Dans cette perspective, les citoyens du monde pratiquent l’altruisme, cherchent à établir le “grand Soi” en symbiose avec toutes les formes de vie ; ils s’opposent aux forces de l’égoïsme enraciné dans l’obscurité fondamentale présente dans les profondeurs de la civilisation. On peut dire qu’ils pratiquent avec bienveillance la voie du bodhisattva : “enlever la souffrance et apporter la joie”.


• La troisième règle est d’entrer dans la chambre de l’Ainsi-venu, ce qui signifie retirer les souffrances des gens et les guider vers le bonheur. A la fois Shakyamuni et Nichiren ont vu dans l’amour pur qui unit une mère à son enfant une illustration de la force de la bienveillance. Comme a été mentionné plus haut, le bouddhisme vise à étendre cette bienveillance – symbolisée par l’amour maternel, l’amour de la famille ou de la communauté locale – au groupe ethnique, à la nation et à toute l’humanité. En d’autres termes, c’est la pratique consistant à créer un réseau d’amitié entre tous les individus et, finalement, étendre encore ce réseau de bienveillance à tous les êtres vivants.

L’action altruiste dictée par l’esprit de bienveillance a le pouvoir d’inciter la nature de Bouddha à se manifester, permettant à tous de faire appel à un immense esprit de bonté à l’intérieur d’eux-mêmes. L’esprit de bonté possède une force de vie suffisamment puissante pour détruire tous les troubles et désirs terrestres découlant de l’obscurité fondamentale, et permet de manifester des qualités telles que la non-violence, l’amour de l’humanité, le contrôle de ses désirs, la sagesse de la symbiose, la confiance, l’empathie, le courage, la persévérance, la liberté, l’égalité et la solidarité. Ainsi, à travers les qualités de solidarité, de confiance et d’empathie, l’action altruiste permet de renforcer les liens entre les gens ; à travers la persévérance, elle permet de parvenir à l’égalité des droits humains et à la liberté ; à travers le phare de la sagesse de l’origine interdépendante, elle ouvre la voie de la non-violence nous permettant de créer un monde de symbiose pour toute l’humanité.
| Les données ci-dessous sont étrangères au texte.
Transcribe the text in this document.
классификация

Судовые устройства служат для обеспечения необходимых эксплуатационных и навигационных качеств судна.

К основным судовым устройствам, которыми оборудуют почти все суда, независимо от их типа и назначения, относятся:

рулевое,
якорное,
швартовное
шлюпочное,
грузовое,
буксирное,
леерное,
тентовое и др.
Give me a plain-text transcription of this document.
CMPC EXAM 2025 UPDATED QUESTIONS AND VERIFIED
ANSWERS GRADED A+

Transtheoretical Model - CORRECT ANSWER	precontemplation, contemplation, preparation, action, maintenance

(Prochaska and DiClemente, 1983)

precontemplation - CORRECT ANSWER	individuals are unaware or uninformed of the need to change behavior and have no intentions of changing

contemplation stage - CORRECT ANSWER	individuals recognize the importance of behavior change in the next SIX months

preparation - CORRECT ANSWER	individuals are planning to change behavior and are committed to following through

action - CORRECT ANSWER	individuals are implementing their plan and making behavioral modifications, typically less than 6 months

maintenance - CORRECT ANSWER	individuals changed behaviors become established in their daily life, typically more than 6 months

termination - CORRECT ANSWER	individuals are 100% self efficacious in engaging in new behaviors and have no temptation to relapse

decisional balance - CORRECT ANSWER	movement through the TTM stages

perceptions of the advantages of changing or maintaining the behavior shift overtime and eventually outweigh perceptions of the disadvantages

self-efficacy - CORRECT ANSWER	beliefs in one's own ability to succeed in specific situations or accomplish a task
Lorsque la confiance mutuelle réunit les gens dans la solidarité, et que ce mouvement grandit et s’étend à tous les niveaux sur le globe, les qualités de l’esprit de bonté – telles que la compassion, l’amour de l’humanité, et la non-violence – entrent en jeu pour surmonter l’égoïsme de la nation, du groupe ethnique, de la culture et de la religion. L’esprit de l’altruisme balaie l’humanité entière, puis pénètre dans les couches profondes de la vie. On peut espérer un changement dans la civilisation matérialiste et scientifique actuelle : de la démocratie et du capitalisme égoïste à l’altruisme. Le capitalisme cupide se transformera en un capitalisme teinté d’altruisme, capable de maîtriser l’avidité. D’une arène aux egos, la démocratie se transformera en un forum de dialogue, basé sur l’esprit de bonté, et fonctionnera telle qu’elle a été conçue. De cette manière, un équilibre sain pourra être établit à une échelle globale.
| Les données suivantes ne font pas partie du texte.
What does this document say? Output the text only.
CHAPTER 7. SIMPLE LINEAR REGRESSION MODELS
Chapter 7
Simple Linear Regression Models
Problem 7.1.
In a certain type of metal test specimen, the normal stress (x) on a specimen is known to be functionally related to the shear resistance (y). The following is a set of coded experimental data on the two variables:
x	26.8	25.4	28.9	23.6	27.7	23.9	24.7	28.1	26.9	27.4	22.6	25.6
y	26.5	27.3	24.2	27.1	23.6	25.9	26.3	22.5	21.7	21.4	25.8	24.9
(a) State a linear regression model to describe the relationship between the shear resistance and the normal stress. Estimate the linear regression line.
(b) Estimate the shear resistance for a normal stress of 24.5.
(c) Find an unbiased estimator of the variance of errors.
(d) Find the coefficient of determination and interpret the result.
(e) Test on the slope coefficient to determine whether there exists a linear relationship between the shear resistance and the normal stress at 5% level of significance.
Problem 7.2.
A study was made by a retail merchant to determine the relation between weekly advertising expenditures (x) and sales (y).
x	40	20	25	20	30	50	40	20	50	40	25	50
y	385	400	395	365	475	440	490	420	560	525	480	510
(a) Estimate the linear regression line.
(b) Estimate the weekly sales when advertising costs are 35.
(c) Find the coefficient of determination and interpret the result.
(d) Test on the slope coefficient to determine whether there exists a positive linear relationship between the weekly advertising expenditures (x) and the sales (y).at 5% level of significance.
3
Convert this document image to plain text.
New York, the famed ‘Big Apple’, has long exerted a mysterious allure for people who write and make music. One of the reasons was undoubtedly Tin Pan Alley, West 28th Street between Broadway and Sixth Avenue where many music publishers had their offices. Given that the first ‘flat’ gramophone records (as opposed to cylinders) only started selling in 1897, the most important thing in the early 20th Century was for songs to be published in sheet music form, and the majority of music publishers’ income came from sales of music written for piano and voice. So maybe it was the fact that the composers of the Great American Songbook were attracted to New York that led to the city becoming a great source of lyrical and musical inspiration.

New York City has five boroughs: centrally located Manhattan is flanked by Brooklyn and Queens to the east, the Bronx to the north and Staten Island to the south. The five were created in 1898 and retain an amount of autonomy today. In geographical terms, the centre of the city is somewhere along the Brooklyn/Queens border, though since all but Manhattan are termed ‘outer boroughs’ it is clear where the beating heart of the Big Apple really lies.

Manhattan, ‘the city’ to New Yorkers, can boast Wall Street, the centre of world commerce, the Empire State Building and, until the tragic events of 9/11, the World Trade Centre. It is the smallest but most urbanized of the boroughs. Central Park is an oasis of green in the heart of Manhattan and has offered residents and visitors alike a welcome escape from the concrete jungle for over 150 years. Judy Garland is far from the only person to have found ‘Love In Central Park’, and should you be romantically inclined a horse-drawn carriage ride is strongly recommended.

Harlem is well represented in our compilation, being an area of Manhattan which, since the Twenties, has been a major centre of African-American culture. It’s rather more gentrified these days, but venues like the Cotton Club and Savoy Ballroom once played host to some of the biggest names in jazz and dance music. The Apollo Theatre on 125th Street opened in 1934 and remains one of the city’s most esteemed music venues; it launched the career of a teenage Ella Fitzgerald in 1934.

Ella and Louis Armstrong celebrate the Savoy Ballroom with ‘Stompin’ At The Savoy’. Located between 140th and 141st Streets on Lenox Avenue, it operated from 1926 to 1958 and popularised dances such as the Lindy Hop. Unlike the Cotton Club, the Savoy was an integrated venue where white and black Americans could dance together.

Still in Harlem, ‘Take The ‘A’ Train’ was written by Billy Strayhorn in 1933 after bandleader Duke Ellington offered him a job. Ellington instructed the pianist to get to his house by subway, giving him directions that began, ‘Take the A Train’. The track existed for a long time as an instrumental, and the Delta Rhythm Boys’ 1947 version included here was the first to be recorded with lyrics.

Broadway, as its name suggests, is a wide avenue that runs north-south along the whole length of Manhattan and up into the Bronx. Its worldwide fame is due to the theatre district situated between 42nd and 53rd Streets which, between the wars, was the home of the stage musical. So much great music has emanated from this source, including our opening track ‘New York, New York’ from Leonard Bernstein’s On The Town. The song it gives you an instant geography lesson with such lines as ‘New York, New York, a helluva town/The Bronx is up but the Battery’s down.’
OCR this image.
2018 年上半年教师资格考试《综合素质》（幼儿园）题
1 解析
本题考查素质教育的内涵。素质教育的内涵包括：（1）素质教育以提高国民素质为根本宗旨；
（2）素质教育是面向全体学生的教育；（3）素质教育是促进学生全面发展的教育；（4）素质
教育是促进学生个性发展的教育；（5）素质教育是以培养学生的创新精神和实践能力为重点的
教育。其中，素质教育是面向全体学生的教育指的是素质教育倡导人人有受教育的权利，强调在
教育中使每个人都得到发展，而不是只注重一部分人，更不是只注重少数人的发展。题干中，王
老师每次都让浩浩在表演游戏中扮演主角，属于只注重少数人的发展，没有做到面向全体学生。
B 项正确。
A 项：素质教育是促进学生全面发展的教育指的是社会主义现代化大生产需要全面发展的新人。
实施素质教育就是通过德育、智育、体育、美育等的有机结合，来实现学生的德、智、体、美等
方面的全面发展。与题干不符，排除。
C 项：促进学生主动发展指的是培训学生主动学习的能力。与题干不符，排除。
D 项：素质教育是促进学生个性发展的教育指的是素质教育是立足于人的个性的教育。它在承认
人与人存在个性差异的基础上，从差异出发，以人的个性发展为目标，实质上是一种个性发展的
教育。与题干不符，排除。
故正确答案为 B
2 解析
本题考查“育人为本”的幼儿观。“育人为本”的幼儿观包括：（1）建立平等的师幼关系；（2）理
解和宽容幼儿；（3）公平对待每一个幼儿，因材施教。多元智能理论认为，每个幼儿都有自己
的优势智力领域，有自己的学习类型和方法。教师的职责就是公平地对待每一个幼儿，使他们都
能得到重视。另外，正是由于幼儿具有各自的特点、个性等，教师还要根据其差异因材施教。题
Les trois règles d’enseignement décrites dans le Sûtra du Lotus, en d’autres termes, l’esprit de douceur et de persévérance, la non-substantialité de tous les phénomènes et la compassion peuvent servir de guides pour les citoyens du monde, qui œuvrent à créer un changement de paradigme dans la civilisation. (…)
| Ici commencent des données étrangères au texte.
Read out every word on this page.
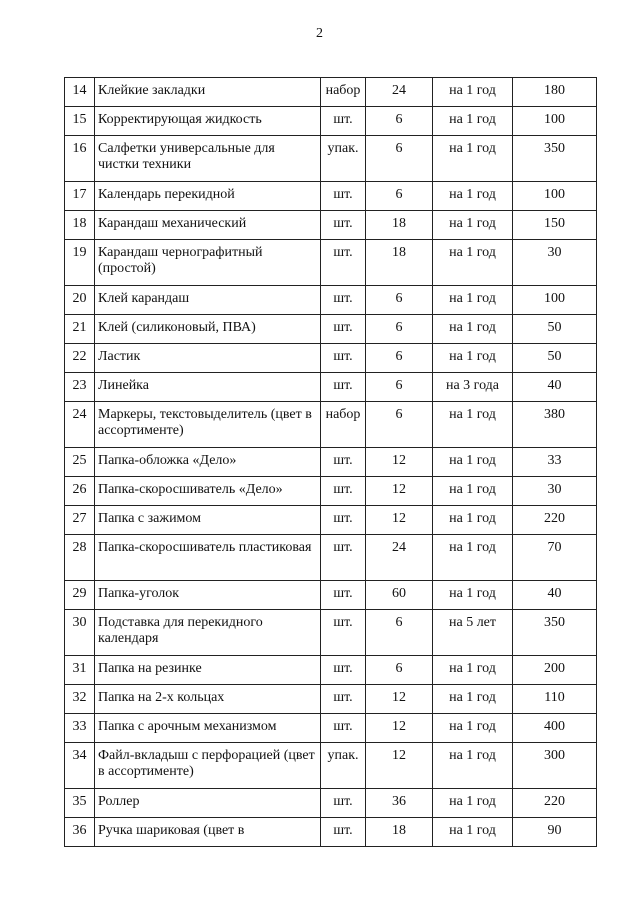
2
14	Клейкие закладки	набор	24	на 1 год	180
15	Корректирующая жидкость	шт.	6	на 1 год	100
16	Салфетки универсальные для чистки техники	упак.	6	на 1 год	350
17	Календарь перекидной	шт.	6	на 1 год	100
18	Карандаш механический	шт.	18	на 1 год	150
19	Карандаш чернографитный (простой)	шт.	18	на 1 год	30
20	Клей карандаш	шт.	6	на 1 год	100
21	Клей (силиконовый, ПВА)	шт.	6	на 1 год	50
22	Ластик	шт.	6	на 1 год	50
23	Линейка	шт.	6	на 3 года	40
24	Маркеры, текстовыделитель (цвет в ассортименте)	набор	6	на 1 год	380
25	Папка-обложка «Дело»	шт.	12	на 1 год	33
26	Папка-скоросшиватель «Дело»	шт.	12	на 1 год	30
27	Папка с зажимом	шт.	12	на 1 год	220
28	Папка-скоросшиватель пластиковая	шт.	24	на 1 год	70
29	Папка-уголок	шт.	60	на 1 год	40
30	Подставка для перекидного календаря	шт.	6	на 5 лет	350
31	Папка на резинке	шт.	6	на 1 год	200
32	Папка на 2-х кольцах	шт.	12	на 1 год	110
33	Папка с арочным механизмом	шт.	12	на 1 год	400
34	Файл-вкладыш с перфорацией (цвет в ассортименте)	упак.	12	на 1 год	300
35	Роллер	шт.	36	на 1 год	220
36	Ручка шариковая (цвет в	шт.	18	на 1 год	90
Yoichi Kawada. Né dans la préfecture de Kagawa au Japon en 1937, il est diplômé de l'université de Kyoto et a achevé son doctorat d'immunologie en 1968. Il est une figure reconnue du champ de l'histoire et de la philosophie bouddhistes, qui rapproche les perspectives bouddhiques sur les problématiques contemporaines telles que la bioéthique et la pratique de la médecine clinique. Le Dr Yoichi Kawada a été nommé directeur de l'Institut de Philosophie Orientale en 1988.